CHARLOTTE, N.C. — A federal judge handed down sentences of up to 15 years in prison to five individuals for their involvement in a methamphetamine trafficking ring in North Carolina.
Judge Bell sentenced the defendants as follows:
- William Jay Allen, Jr., 29, of Vilas, N.C. was sentenced to 180 months in prison, followed by five years of supervised release. Allen pleaded guilty to drug trafficking conspiracy and distribution methamphetamine.
- Justin Kevin Anderson, 31, of Boone, N.C. was sentenced to 135 months in prison, followed by six years of supervised release. Anderson pleaded guilty to drug trafficking conspiracy and distribution methamphetamine.
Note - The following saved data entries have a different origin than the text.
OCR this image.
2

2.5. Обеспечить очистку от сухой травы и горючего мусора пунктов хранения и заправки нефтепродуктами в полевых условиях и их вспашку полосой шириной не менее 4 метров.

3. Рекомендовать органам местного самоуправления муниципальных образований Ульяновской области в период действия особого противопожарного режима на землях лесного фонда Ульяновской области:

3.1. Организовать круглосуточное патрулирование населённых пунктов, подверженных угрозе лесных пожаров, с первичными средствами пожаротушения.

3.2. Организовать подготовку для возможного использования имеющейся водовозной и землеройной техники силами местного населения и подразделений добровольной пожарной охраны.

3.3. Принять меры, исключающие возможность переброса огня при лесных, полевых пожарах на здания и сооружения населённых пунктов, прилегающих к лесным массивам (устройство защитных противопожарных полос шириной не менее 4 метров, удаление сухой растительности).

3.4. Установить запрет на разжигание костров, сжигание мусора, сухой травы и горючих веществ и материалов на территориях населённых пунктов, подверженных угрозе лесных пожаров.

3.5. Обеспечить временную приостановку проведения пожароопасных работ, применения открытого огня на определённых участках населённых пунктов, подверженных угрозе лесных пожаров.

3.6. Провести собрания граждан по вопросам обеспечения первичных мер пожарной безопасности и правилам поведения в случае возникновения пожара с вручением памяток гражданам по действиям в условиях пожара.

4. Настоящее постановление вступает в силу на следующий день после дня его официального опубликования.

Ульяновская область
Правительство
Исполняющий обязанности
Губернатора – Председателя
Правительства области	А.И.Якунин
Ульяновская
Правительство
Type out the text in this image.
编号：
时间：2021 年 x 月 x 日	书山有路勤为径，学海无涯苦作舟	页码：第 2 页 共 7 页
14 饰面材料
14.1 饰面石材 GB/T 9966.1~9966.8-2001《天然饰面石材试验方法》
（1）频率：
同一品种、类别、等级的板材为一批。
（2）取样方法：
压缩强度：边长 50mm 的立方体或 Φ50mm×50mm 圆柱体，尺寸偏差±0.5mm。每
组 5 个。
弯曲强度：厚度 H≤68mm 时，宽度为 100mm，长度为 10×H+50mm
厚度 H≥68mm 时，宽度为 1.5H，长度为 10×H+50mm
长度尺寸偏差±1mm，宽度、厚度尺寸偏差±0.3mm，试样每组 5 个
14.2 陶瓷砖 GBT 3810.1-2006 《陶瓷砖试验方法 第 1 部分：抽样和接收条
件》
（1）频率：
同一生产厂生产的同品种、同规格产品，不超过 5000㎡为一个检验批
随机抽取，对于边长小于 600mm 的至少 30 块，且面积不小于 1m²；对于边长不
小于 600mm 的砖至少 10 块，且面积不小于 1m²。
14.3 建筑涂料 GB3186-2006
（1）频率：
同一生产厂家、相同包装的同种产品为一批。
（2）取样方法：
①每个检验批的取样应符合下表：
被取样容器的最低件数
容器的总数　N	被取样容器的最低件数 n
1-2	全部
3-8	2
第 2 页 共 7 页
- Thomas Burns Shelley, III, 37, of Blowing Rock, N.C., was sentenced to 132 months in prison and five years of supervised release. Shelley pleaded guilty to conspiracy to distribute methamphetamine and possession with intent to distribute methamphetamine.
- Jeffrey David Miller, of Sugar Grove, N.C., was sentenced to 36 months in prison and three years of supervised release. Miller pleaded guilty to conspiracy to distribute methamphetamine and distribution of methamphetamine.
- Danielle Denise Dieters Ward, 42, of Morganton, N.C., was sentenced to 36 months in prison and five years of supervised release. Ward pleaded guilty to conspiracy to distribute methamphetamine and distribution and possession with intent to distribute methamphetamine.
Federal authorities say a sixth co-defendant, Timothy Wilson Critcher, 47, of Boone, N.C., is scheduled to be sentenced on December 7th, 2021.
According to court documents and the sentencing hearing, Allen and his co-conspirators, from 2018 to 2020, trafficked more than 12 kilograms of crystal methamphetamine in Ashe and Watauga Counties, and elsewhere.
Federal authorities say Allen was determined to be the source of supply for the methamphetamine, and his co-defendants operated as couriers and sellers in the conspiracy.
All the defendants are currently in custody of the U.S. Marshals Service, and will be taken into custody of the U.S. Bureau of Prisons upon designation of a federal facility, according to a news release.
This case is supported by the Organized Crime and Drug Enforcement Task Force (OCDETF) as part of an ongoing investigation focusing on drug organizations trafficking large quantities of methamphetamine in Western North Carolina.
Authorities say to this date, more than 200 individuals have been prosecuted, and law enforcement have seized more than 20 kilograms of crystal methamphetamine, $500,000 in U.S. currency, and other assets, and dozens of firearms.